If I don't sound normal, it's because things are not so normal.
I'm recording this from Orlando Florida, just days after the horrible terrorist attack at an LBBT bar in which 50 people do far were killed by a terrorist named Omar Mateen.
You may have seen me on CNN, but I wanted to just get on the podcast and explain everything that's going on that we should be cognizant of.
If you ask me how do we stop a terrorist, I have two answers: One is that you try to stop the ideology, the things that make people radicalized. Whether it's a perverse form of Islam or antisemitism. Or white supremacy. You try to change the motivation. And that's hard to do, particularly when what we're seeing is the kind of radicalization that we've seen here of Omar Mateen. Of someone who didn't even seem to know what kind of radicalization he was undergoing: he mentioned the Boston Marathon Bombers, who were apparent adherents of Al-Qaeda, and of course mentioning ISIS in a 9-1-1 call he made during his attacks. He also clearly has an anti LGBT sentiment that animated a lot of what he was doing. And he probably was mentally deranged. I come from the belief that if you go into a bar and kill 50 people, that's a given.

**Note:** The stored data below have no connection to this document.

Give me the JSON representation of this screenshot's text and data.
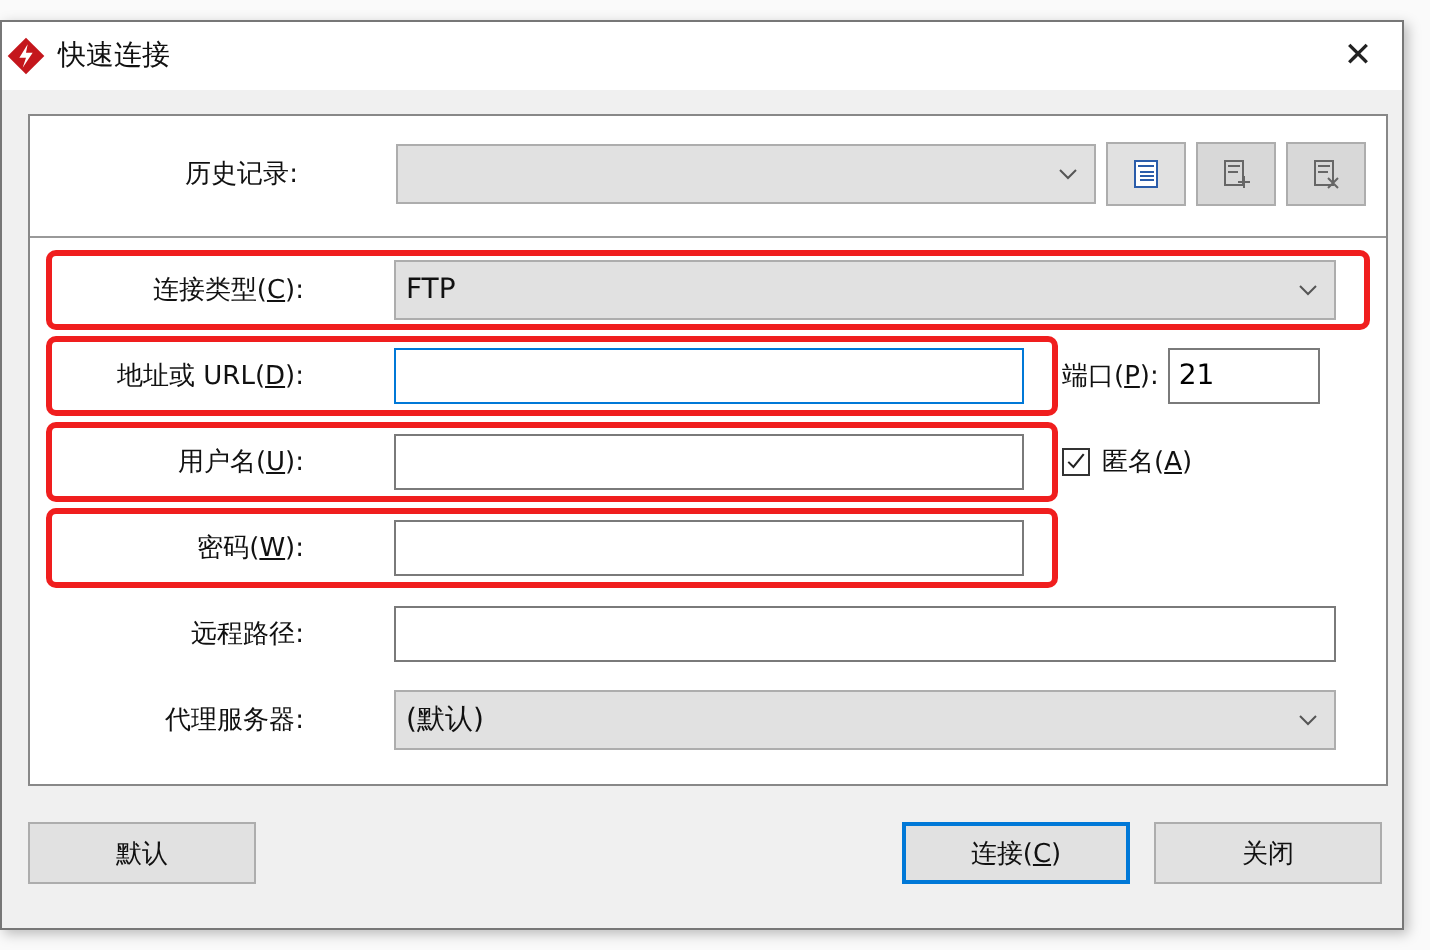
{
  "window": {
    "title": "快速连接",
    "close": "✕"
  },
  "history": {
    "label": "历史记录:"
  },
  "rows": [
    {
      "kind": "select",
      "label": "连接类型(C):",
      "value": "FTP",
      "highlighted": true
    },
    {
      "kind": "text",
      "label": "地址或 URL(D):",
      "value": "",
      "focused": true,
      "highlighted": true,
      "extra": {
        "kind": "port",
        "label": "端口(P):",
        "value": "21"
      }
    },
    {
      "kind": "text",
      "label": "用户名(U):",
      "value": "",
      "focused": false,
      "highlighted": true,
      "extra": {
        "kind": "checkbox",
        "label": "匿名(A)",
        "checked": true
      }
    },
    {
      "kind": "text",
      "label": "密码(W):",
      "value": "",
      "focused": false,
      "highlighted": true
    },
    {
      "kind": "text",
      "label": "远程路径:",
      "value": "",
      "focused": false,
      "highlighted": false
    },
    {
      "kind": "select",
      "label": "代理服务器:",
      "value": "(默认)",
      "highlighted": false
    }
  ],
  "buttons": [
    {
      "label": "默认",
      "default": false
    },
    {
      "label": "连接(C)",
      "default": true
    },
    {
      "label": "关闭",
      "default": false
    }
  ]
}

But that's only one piece of the problem. It's one thing to focus on motivation and to try to change the way people think or have a better security apparatus that would be able to predict who amongst those that we're worried about will actually be the one to walk into a bar on a Saturday night where people were celebrating.

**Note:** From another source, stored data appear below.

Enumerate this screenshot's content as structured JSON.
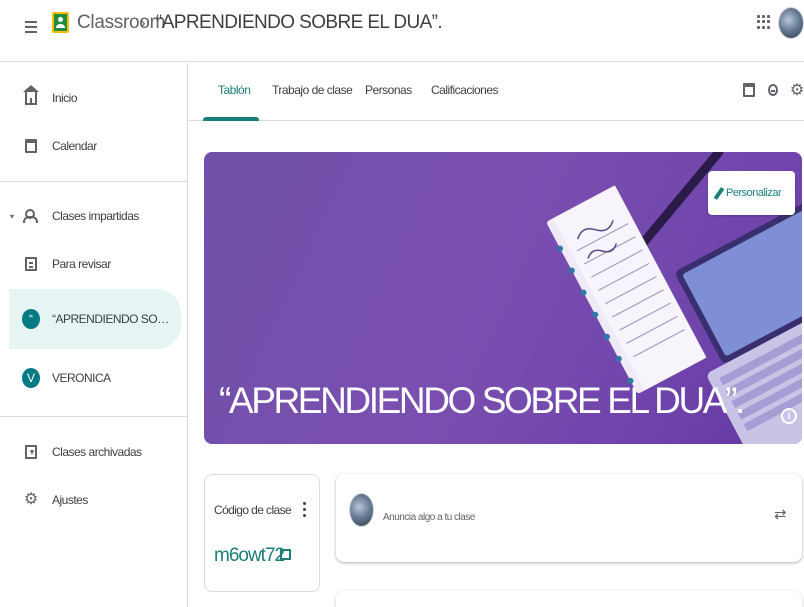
{
  "topbar": {
    "app_name": "Classroom",
    "separator": "›",
    "class_name": "“APRENDIENDO SOBRE EL DUA”.",
    "menu_icon": "hamburger-menu-icon",
    "apps_icon": "google-apps-icon",
    "account_icon": "account-avatar"
  },
  "sidebar": {
    "items": [
      {
        "label": "Inicio",
        "icon": "home-icon"
      },
      {
        "label": "Calendar",
        "icon": "calendar-icon"
      },
      {
        "label": "Clases impartidas",
        "icon": "people-icon"
      },
      {
        "label": "Para revisar",
        "icon": "review-icon"
      },
      {
        "label": "“APRENDIENDO SOBRE EL D...",
        "avatar_letter": "“",
        "active": true
      },
      {
        "label": "VERONICA",
        "avatar_letter": "V"
      },
      {
        "label": "Clases archivadas",
        "icon": "archive-icon"
      },
      {
        "label": "Ajustes",
        "icon": "gear-icon"
      }
    ],
    "caret": "▾"
  },
  "tabs": {
    "items": [
      "Tablón",
      "Trabajo de clase",
      "Personas",
      "Calificaciones"
    ],
    "active": "Tablón"
  },
  "banner": {
    "title": "“APRENDIENDO SOBRE EL DUA”.",
    "customize_label": "Personalizar",
    "info_icon_text": "i",
    "background_color": "#7050a8"
  },
  "class_code": {
    "label": "Código de clase",
    "value": "m6owt72"
  },
  "announce": {
    "placeholder": "Anuncia algo a tu clase",
    "repost_icon": "⇄"
  },
  "colors": {
    "accent": "#1a7f7a",
    "active_nav_bg": "#e6f4f4",
    "class_avatar": "#007b83"
  }
}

But there's another side to it. A side that you are hearing from people out there-- including President Obama, but there are others-- and that is to stop terrorism, you certainly ought to look at the means. How are terrorists successful? If I told you terrorists were using a certain kind of unique entity. Let's call it red licorice. You would take some time as a security official to examine, regulate, determine who was buying that red licorice. For some reason, or for reasons that we know all to well, men and women are able to kill in mass atrocities is because of our gun laws. And our failure to see how that's related.

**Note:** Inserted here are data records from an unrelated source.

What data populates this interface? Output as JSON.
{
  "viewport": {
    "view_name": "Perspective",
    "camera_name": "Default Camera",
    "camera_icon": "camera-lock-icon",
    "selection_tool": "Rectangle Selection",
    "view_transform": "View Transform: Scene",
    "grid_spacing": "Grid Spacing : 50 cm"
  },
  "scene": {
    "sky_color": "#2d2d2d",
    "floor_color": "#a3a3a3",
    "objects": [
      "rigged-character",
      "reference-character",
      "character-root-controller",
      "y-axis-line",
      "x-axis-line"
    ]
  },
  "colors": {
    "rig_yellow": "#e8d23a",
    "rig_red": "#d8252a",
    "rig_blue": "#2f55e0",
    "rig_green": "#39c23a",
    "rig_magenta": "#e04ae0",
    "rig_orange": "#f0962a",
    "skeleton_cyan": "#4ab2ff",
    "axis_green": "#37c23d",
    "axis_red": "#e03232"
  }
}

Countering terrorism is not the terrorists problem, it's our problem. And it's a problem that views all discussions about guns as political. They're not! It's a strategic notion.
I want to stop terrorists. I am going to focus on their ideology and their motivations, but I want to focus on their means. And begin to think how inane it is to have a system in which FBI agents interviewed Omar Marteen several times but with no capacity to stop gun purchases. A system that allows someone who is on a terrorist watch list to purchase guns lawfully.
So that's what's going on. Don't let people focus on the motivation only. We're not going to find the perfect answer. We're going to find a combination of things. He was pro ISIS because he thought it was a grand statement that would get notoriety. He doesn't know the difference between ISIS and Al-Qaeda. His a homophobe. All of those motivations got him to the bar. To that front door, but the means, the guns made him the most successful terrorist since 9/11.